Aux États-Unis par exemple les crèmes solaires sont considérés comme "médicament" et sont par conséquent soumise à des tests en laboratoire. Ce n’est pas le cas en France, ni en Europe.

A mon sens, là où les autorités de santé ne sont pas efficientes est que leur rôle de contrôle n’aboutit pas à des décisions qui ne devrait être que radicales c’est-à-dire le produit n’a plus le droit d’être mis en vente sur le marché tout simplement.
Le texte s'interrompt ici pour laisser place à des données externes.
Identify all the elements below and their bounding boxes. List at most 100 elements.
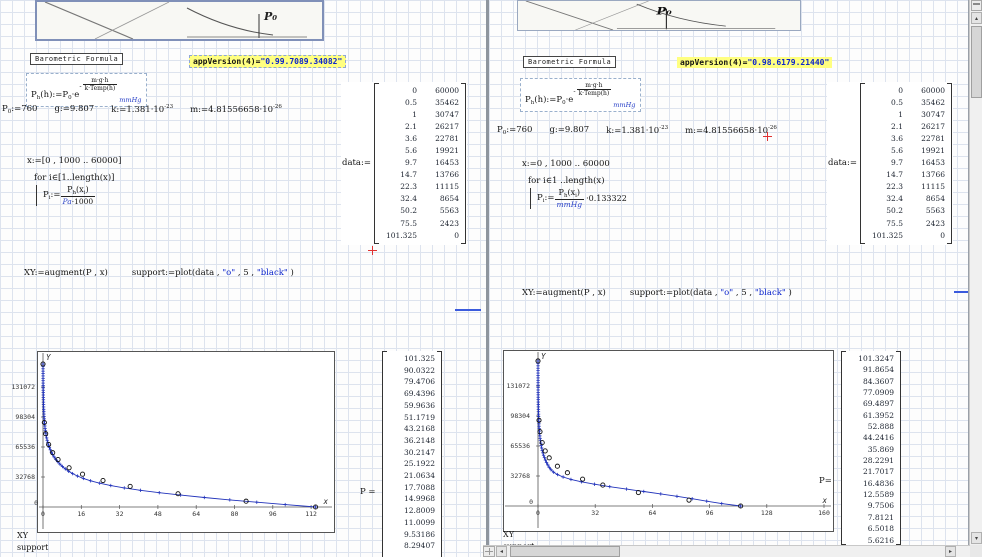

Enfin les autorités de santé n’auraient pas trop de mal en principe à démontrer que le message de santé publique est qu’il ne faut pas exposer le bébé de moins  de 30 mois au soleil et par conséquent tout produit avec le message marketing "Baby"  destiné aux bébés, n’ont rien a faire sur le marché.

Quels sont les avantages de la technique pour tester l’efficacité des crèmes appelées "in vitro" c’est-à-dire testées sur un support plastique plutôt que  la méthode "in vivo" directement sur l’homme, méthode plébiscitée par les industriels du secteur ? Quelles sont ces avantages ? Doit-elle être généralisée ?

Tout d’abord la méthode "in vitro" est éthique, on n'irradie pas de cobayes humains lors des tests comme lors des tests "in vivo". Autant ça ne pose pas de problème lors d’essai de cosmétiques amincissants car cela ne pose aucun souci de santé publique, autant effectuer des irradiations solaires sur des humains pose des problèmes éthiques incontestables.

Outre ce premier avantage d'un point de vue scientifique il y a une multitude d’arguments de poids en défaveur de la méthode "in vivo" à savoir qu’elle ne traite pas le cœur du problème énoncé précédemment. La généralisation de la méthode "in vitro" paraît évidente au regard des biais de la méthode "in vivo".